SMM, 19 Maret:
Semalam, timbal LME dibuka pada US$1.928,5/mt. Selama sesi Asia, timbal LME berfluktuasi naik dan menyentuh level tertinggi US$1.938/mt. Setelah itu, harga bergerak dalam kisaran sempit US$1.926-1.935/mt karena posisi bullish dan bearish relatif seimbang. Memasuki sesi Eropa, pihak bearish mulai mendominasi, dan timbal LME berfluktuasi turun hingga mencapai level terendah US$1.906/mt, lalu berkonsolidasi dalam kisaran sempit US$1.906-1.911/mt. Menjelang penutupan, timbal LME naik tipis dan ditutup pada US$1.913/mt, turun US$13/mt atau 0,67%.
Semalam, kontrak timbal SHFE 2605 yang paling aktif diperdagangkan dibuka pada 16.590 yuan/mt. Di awal sesi, harga timbal SHFE melonjak ke level tertinggi 16.675 yuan/mt, lalu berfluktuasi turun. Meski harga sempat pulih tipis intraday, pemulihan tersebut lemah, dan harga timbal kembali tertekan serta terkoreksi, bergerak dalam kisaran 16.555-16.590 yuan/mt dan sempat menyentuh level terendah 16.555 yuan/mt selama periode tersebut. Pada akhirnya, kontrak ditutup pada 16.585 yuan/mt, membentuk candlestick bearish kecil, turun 65 yuan/mt atau 0,39%.

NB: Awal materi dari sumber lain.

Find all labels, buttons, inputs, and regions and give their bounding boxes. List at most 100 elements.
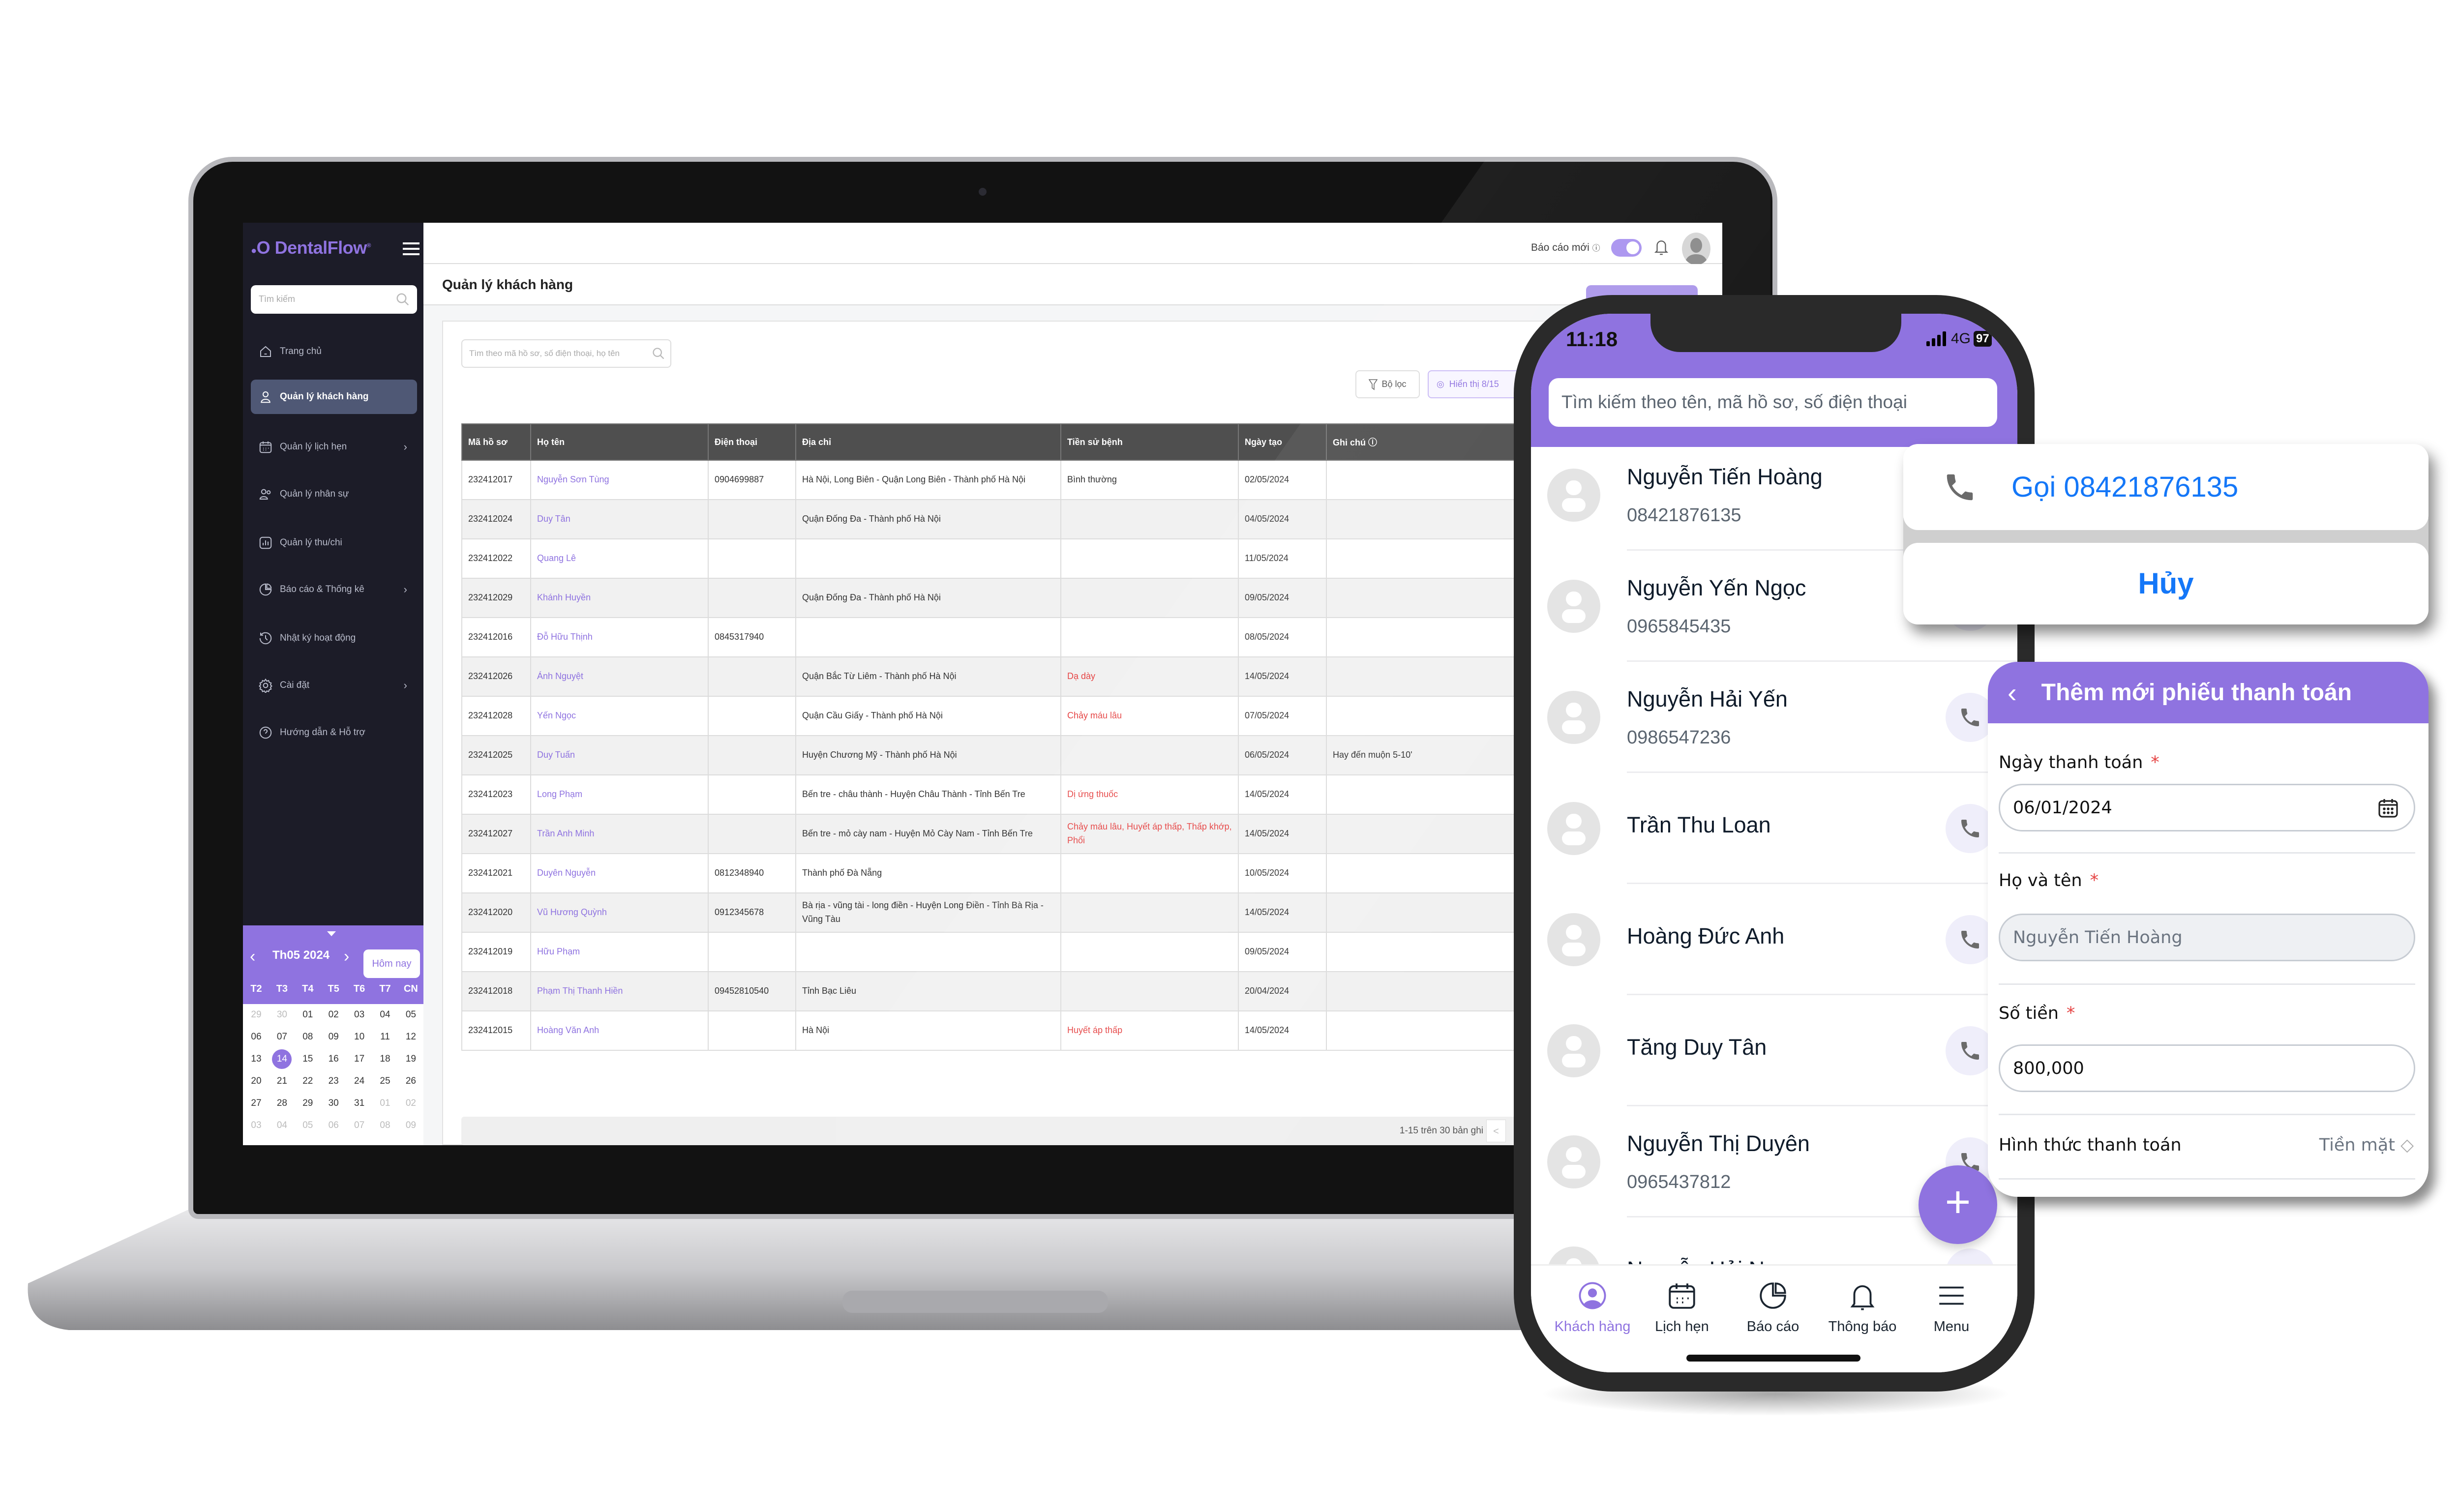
calendar-icon[interactable] — [2376, 796, 2400, 820]
calendar-day[interactable]: 02 — [401, 1094, 420, 1113]
calendar-day[interactable]: 13 — [246, 1049, 266, 1069]
logo[interactable]: ●O DentalFlow® — [251, 237, 371, 258]
calendar-day[interactable]: 05 — [298, 1116, 318, 1135]
sidebar-item-7[interactable]: Nhật ký hoạt động — [251, 621, 417, 655]
calendar-day[interactable]: 27 — [246, 1094, 266, 1113]
sidebar-item-8[interactable]: Cài đặt › — [251, 668, 417, 703]
add-fab-button[interactable]: + — [1919, 1165, 1997, 1244]
prev-page-button[interactable]: < — [1486, 1120, 1506, 1142]
customer-name-link[interactable]: Vũ Hương Quỳnh — [530, 892, 709, 933]
call-contact-button[interactable] — [1946, 1026, 1995, 1075]
calendar-day[interactable]: 24 — [350, 1071, 369, 1091]
customer-name-link[interactable]: Ánh Nguyệt — [530, 656, 709, 697]
sidebar-item-6[interactable]: Báo cáo & Thống kê › — [251, 572, 417, 607]
call-button[interactable]: Gọi 08421876135 — [1903, 444, 2429, 530]
contact-item[interactable]: Trần Thu Loan — [1531, 773, 2017, 884]
user-avatar[interactable] — [1682, 233, 1710, 265]
calendar-day[interactable]: 30 — [272, 1005, 292, 1025]
calendar-day[interactable]: 05 — [401, 1005, 420, 1025]
nav-tab-1[interactable]: Khách hàng — [1551, 1279, 1634, 1335]
prev-month-button[interactable]: ‹ — [250, 947, 255, 966]
calendar-day[interactable]: 08 — [298, 1027, 318, 1047]
sidebar-item-9[interactable]: Hướng dẫn & Hỗ trợ — [251, 715, 417, 750]
calendar-day[interactable]: 01 — [298, 1005, 318, 1025]
customer-name-link[interactable]: Phạm Thị Thanh Hiền — [530, 971, 709, 1011]
new-report-toggle[interactable] — [1611, 239, 1642, 257]
customer-name-link[interactable]: Duyên Nguyễn — [530, 853, 709, 893]
customer-name-link[interactable]: Đỗ Hữu Thịnh — [530, 617, 709, 657]
calendar-day[interactable]: 10 — [350, 1027, 369, 1047]
customer-name-link[interactable]: Duy Tuấn — [530, 735, 709, 775]
nav-tab-3[interactable]: Báo cáo — [1731, 1279, 1815, 1335]
today-button[interactable]: Hôm nay — [363, 949, 420, 978]
customer-name-link[interactable]: Trần Anh Minh — [530, 814, 709, 854]
column-header[interactable]: Họ tên — [530, 423, 709, 461]
calendar-day[interactable]: 19 — [401, 1049, 420, 1069]
next-month-button[interactable]: › — [344, 947, 349, 966]
calendar-day[interactable]: 04 — [272, 1116, 292, 1135]
customer-name-link[interactable]: Quang Lê — [530, 538, 709, 579]
sidebar-item-4[interactable]: Quản lý nhân sự — [251, 477, 417, 511]
calendar-day[interactable]: 22 — [298, 1071, 318, 1091]
calendar-day[interactable]: 17 — [350, 1049, 369, 1069]
customer-search-input[interactable]: Tìm theo mã hồ sơ, số điện thoại, họ tên — [461, 339, 671, 368]
nav-tab-2[interactable]: Lịch hẹn — [1640, 1279, 1724, 1335]
calendar-day[interactable]: 18 — [375, 1049, 395, 1069]
calendar-day[interactable]: 07 — [350, 1116, 369, 1135]
customer-name-link[interactable]: Hữu Phạm — [530, 932, 709, 972]
calendar-day[interactable]: 06 — [324, 1116, 343, 1135]
customer-name-link[interactable]: Nguyễn Sơn Tùng — [530, 460, 709, 500]
calendar-day[interactable]: 15 — [298, 1049, 318, 1069]
calendar-day[interactable]: 07 — [272, 1027, 292, 1047]
calendar-day[interactable]: 26 — [401, 1071, 420, 1091]
full-name-field[interactable]: Nguyễn Tiến Hoàng — [1999, 914, 2415, 961]
calendar-day[interactable]: 01 — [375, 1094, 395, 1113]
calendar-day[interactable]: 23 — [324, 1071, 343, 1091]
calendar-day[interactable]: 08 — [375, 1116, 395, 1135]
call-contact-button[interactable] — [1946, 915, 1995, 964]
filter-button[interactable]: Bộ lọc — [1355, 370, 1420, 398]
calendar-day[interactable]: 25 — [375, 1071, 395, 1091]
hamburger-menu-icon[interactable] — [403, 242, 420, 255]
customer-name-link[interactable]: Hoàng Văn Anh — [530, 1010, 709, 1051]
calendar-day[interactable]: 14 — [272, 1049, 292, 1069]
cancel-button[interactable]: Hủy — [1903, 543, 2429, 624]
calendar-day[interactable]: 29 — [298, 1094, 318, 1113]
back-chevron-icon[interactable]: ‹ — [2008, 677, 2017, 709]
column-header[interactable]: Mã hồ sơ — [461, 423, 531, 461]
calendar-day[interactable]: 21 — [272, 1071, 292, 1091]
customer-name-link[interactable]: Khánh Huyền — [530, 578, 709, 618]
sidebar-item-2[interactable]: Quản lý khách hàng — [251, 380, 417, 414]
collapse-caret-icon[interactable] — [327, 931, 336, 936]
nav-tab-5[interactable]: Menu — [1910, 1279, 1993, 1335]
call-contact-button[interactable] — [1946, 693, 1995, 742]
calendar-day[interactable]: 31 — [350, 1094, 369, 1113]
calendar-day[interactable]: 06 — [246, 1027, 266, 1047]
column-header[interactable]: Ngày tạo — [1238, 423, 1327, 461]
calendar-day[interactable]: 29 — [246, 1005, 266, 1025]
sidebar-item-3[interactable]: Quản lý lịch hẹn › — [251, 430, 417, 464]
calendar-day[interactable]: 04 — [375, 1005, 395, 1025]
calendar-day[interactable]: 09 — [401, 1116, 420, 1135]
calendar-day[interactable]: 03 — [350, 1005, 369, 1025]
contact-item[interactable]: Nguyễn Hải Yến 0986547236 — [1531, 662, 2017, 773]
sidebar-item-1[interactable]: Trang chủ — [251, 334, 417, 369]
payment-date-field[interactable]: 06/01/2024 — [1999, 784, 2415, 831]
calendar-day[interactable]: 09 — [324, 1027, 343, 1047]
sidebar-search-input[interactable]: Tìm kiếm — [251, 285, 417, 314]
column-header[interactable]: Điện thoại — [708, 423, 796, 461]
call-contact-button[interactable] — [1946, 804, 1995, 853]
mobile-search-input[interactable]: Tìm kiếm theo tên, mã hồ sơ, số điện tho… — [1549, 378, 1997, 427]
calendar-day[interactable]: 03 — [246, 1116, 266, 1135]
sidebar-item-5[interactable]: Quản lý thu/chi — [251, 526, 417, 560]
bell-icon[interactable] — [1653, 237, 1670, 257]
payment-method-select[interactable]: Tiền mặt ◇ — [2319, 1135, 2414, 1155]
contact-item[interactable]: Hoàng Đức Anh — [1531, 884, 2017, 995]
calendar-day[interactable]: 12 — [401, 1027, 420, 1047]
calendar-day[interactable]: 02 — [324, 1005, 343, 1025]
calendar-day[interactable]: 11 — [375, 1027, 395, 1047]
calendar-day[interactable]: 16 — [324, 1049, 343, 1069]
column-header[interactable]: Tiền sử bệnh — [1060, 423, 1239, 461]
nav-tab-4[interactable]: Thông báo — [1821, 1279, 1904, 1335]
calendar-day[interactable]: 20 — [246, 1071, 266, 1091]
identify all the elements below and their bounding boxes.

Di sisi tambang dalam negeri, TC konsentrat timbal tetap lemah, dengan sebagian smelter beroperasi pada tingkat utilisasi yang tidak memadai dan pasokan pasar tetap ketat. Di sisi bijih impor, jendela impor telah terbuka dan muncul ekspektasi kenaikan harga, tetapi minat perusahaan untuk menerima harga tersebut rendah sehingga membatasi tambahan volume. Timbal primer: persediaan di smelter timbal primer terus menurun, sementara pemasok tetap kukuh pada penawaran dan menunjukkan keengganan yang jelas untuk menjual. Timbal sekunder: seiring kerugian yang melebar, sebagian besar perusahaan timbal sekunder memilih bertahan dan enggan menjual, sehingga pasokan efektif di pasar secara keseluruhan makin mengetat. Pabrik baterai hilir: setelah kebutuhan restocking terpenuhi, laju pengadaan melambat, dan permintaan hilir tetap lemah. Secara keseluruhan, pasar masih menunjukkan pola pasokan lemah dan permintaan lemah. Dalam jangka pendek, harga timbal diperkirakan masih lesu, dan perubahan tingkat operasi timbal sekunder pada akhir Maret serta perubahan kekuatan pembelian hilir perlu dicermati secara saksama.